Well duh. Me speaking English doesn't mean I can tell 你好[0] from 泥壕[1] when spoken.
> It seems pretty obvious to me that most interesting behaviours in the real world can't be modelled by a mathematical function at all (that is, for each input having a single output)
I think all of physics would disagree with you there, what with it being built up from functions where each input has a single output.

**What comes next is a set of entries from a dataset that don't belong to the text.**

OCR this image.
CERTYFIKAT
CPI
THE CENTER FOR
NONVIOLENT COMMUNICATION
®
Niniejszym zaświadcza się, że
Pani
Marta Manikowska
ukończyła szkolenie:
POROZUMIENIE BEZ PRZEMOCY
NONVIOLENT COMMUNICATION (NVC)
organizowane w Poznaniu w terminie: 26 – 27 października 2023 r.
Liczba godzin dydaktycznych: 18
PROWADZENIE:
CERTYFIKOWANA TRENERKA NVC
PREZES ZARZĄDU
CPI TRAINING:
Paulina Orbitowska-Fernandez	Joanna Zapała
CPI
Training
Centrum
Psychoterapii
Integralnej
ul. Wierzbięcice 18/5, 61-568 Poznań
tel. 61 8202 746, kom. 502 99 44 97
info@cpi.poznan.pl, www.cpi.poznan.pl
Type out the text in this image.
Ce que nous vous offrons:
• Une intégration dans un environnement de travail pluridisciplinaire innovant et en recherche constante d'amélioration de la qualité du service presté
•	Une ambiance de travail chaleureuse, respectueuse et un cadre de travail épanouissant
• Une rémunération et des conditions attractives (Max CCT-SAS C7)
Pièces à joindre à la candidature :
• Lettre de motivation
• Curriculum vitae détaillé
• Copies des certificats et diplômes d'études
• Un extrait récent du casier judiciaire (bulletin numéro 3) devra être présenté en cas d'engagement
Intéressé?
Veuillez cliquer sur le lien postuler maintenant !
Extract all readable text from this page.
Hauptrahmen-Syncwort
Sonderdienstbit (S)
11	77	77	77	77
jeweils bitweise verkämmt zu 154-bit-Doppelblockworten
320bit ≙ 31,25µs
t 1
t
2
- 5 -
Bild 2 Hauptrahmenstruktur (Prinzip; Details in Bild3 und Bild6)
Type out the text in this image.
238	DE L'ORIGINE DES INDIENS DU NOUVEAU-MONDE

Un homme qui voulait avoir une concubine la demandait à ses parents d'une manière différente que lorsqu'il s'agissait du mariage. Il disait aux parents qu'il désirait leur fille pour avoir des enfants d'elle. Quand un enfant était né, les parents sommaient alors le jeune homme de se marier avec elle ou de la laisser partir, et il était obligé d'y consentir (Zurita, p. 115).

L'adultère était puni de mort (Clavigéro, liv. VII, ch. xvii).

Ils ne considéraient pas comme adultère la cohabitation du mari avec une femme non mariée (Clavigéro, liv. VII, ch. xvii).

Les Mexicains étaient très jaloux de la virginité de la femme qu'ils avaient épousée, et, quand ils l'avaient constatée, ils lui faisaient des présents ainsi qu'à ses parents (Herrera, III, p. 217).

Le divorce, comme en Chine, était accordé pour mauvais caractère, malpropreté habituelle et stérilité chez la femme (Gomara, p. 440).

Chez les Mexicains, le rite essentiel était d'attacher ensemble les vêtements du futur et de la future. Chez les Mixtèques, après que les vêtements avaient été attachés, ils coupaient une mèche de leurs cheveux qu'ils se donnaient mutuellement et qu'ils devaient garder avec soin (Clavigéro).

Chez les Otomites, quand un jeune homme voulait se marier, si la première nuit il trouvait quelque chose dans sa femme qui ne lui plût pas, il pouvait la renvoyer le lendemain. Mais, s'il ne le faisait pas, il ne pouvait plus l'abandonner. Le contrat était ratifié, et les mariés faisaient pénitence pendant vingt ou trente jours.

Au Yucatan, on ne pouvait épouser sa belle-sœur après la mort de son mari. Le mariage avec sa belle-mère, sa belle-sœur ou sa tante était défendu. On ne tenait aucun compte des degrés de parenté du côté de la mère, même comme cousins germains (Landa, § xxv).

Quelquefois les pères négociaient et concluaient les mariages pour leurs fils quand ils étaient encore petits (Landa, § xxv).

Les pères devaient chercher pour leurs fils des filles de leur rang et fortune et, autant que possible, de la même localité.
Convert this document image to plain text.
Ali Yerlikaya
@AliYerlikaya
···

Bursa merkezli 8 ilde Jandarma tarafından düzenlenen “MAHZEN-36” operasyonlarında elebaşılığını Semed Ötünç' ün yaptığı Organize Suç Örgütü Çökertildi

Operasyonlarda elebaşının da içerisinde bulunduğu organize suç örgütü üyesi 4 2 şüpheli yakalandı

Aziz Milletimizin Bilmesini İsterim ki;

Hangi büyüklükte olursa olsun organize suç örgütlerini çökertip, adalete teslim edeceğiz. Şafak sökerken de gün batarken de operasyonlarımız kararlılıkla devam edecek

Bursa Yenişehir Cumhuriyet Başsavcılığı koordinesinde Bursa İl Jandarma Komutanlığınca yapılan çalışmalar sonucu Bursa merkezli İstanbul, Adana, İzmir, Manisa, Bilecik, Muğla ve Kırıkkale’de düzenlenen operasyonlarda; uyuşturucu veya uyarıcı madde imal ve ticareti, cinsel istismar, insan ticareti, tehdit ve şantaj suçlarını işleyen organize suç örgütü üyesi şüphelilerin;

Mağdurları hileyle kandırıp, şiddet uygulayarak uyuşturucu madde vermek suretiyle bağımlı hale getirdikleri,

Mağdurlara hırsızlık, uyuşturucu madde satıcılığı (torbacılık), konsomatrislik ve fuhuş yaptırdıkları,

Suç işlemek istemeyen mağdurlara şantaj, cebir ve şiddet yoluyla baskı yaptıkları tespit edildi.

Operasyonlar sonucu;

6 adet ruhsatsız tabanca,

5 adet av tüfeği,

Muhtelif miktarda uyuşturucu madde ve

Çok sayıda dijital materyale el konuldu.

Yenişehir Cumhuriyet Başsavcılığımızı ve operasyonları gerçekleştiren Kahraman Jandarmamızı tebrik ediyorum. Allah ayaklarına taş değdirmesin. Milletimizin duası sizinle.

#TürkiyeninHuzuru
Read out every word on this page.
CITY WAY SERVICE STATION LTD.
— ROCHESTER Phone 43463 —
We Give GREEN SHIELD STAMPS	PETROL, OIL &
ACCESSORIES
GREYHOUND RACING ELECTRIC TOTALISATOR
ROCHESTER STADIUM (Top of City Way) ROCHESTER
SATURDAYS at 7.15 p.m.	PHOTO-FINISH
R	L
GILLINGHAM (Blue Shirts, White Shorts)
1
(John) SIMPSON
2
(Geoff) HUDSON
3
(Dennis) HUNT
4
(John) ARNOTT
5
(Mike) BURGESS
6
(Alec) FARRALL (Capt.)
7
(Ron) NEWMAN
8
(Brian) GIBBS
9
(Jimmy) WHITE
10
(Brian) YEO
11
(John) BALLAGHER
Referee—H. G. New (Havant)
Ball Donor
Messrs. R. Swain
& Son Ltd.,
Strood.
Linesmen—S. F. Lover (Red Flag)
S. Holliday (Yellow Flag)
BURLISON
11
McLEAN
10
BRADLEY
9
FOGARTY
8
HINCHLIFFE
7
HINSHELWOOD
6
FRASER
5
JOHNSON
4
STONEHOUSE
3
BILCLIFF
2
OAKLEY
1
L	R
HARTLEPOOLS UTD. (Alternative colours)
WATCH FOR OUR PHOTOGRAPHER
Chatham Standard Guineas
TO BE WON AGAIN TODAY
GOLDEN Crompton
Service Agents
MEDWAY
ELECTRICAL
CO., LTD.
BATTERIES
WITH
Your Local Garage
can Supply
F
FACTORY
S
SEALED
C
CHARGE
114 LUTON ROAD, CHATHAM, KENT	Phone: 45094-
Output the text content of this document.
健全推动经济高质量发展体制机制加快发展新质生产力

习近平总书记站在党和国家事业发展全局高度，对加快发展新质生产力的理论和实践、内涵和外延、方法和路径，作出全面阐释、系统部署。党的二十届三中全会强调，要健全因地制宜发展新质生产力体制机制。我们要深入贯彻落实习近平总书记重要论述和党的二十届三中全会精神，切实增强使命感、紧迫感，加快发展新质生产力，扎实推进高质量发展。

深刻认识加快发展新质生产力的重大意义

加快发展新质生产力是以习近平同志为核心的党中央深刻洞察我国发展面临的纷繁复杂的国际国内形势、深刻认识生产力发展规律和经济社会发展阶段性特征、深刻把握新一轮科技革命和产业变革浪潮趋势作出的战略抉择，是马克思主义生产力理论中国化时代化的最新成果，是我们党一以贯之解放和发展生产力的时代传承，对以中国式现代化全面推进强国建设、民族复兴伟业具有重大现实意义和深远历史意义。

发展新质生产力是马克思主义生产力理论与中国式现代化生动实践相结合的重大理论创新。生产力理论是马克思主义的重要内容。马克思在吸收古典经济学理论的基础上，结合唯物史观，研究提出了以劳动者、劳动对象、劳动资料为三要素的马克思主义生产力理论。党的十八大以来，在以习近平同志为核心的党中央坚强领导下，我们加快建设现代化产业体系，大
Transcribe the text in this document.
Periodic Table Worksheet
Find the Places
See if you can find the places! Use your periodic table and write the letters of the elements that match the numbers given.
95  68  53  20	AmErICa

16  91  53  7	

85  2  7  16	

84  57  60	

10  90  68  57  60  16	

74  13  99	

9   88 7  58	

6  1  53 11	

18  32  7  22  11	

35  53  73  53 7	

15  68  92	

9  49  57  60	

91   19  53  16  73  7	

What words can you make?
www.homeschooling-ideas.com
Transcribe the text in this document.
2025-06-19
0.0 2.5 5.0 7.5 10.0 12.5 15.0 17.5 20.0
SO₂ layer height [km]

Even Heisenberg uncertainty and quantised results from the Stern-Gerlach setup can be modelled that way in silico to high correspondence with reality, despite the result of testing the Bell inequality meaning there can't be a hidden variable.
[0] Nǐ hǎo, meaning "hello"
[1] Ní háo, which google says is "mud trench", but I wouldn't know
It means that there is no guarantee that, given a non-continuous function function f(x), there exists an NN that approximates it over its entire domain withing some precision p.
> That would be surprising, do you have any examples?
Do you know of a universal algorithm that can take a continuous function and a target precision, and return an NN architecture (number of layers, number of neurons per layer) and a starting set of weights for an NN, and a training set, such that training the NN will reach the final state?
All I'm claiming is that there is no known algorithm of this kind, and also that the existence of such an algorithm is not guaranteed by any known theorem.
> Well duh. Me speaking English doesn't mean I can tell 你好[0] from 泥壕[1] when spoken.
My point was relevant because we are discussing whether an NN might be equivalent to the human brain, and using the Universal Approximation Theorem to try to decide this. So what I'm saying is that even if "knowning English" were a continuous function and "knowing French" were a continuous function, so by the theorem we know there are NNs that can approximate either one, there is no guarantee that there exists a single NN which can approximate both. There might or might not be one, but the theorem doesn't promise one must exist.
> I think all of physics would disagree with you there, what with it being built up from functions where each input has a single output.
It is built up of them, but there doesn't exist a single function that represents all of physics. You have different functions for different parts of physics. I'm not saying it's not possible a single function could be defined, but I also don't think it's proven that all of physics could be represented by a single function.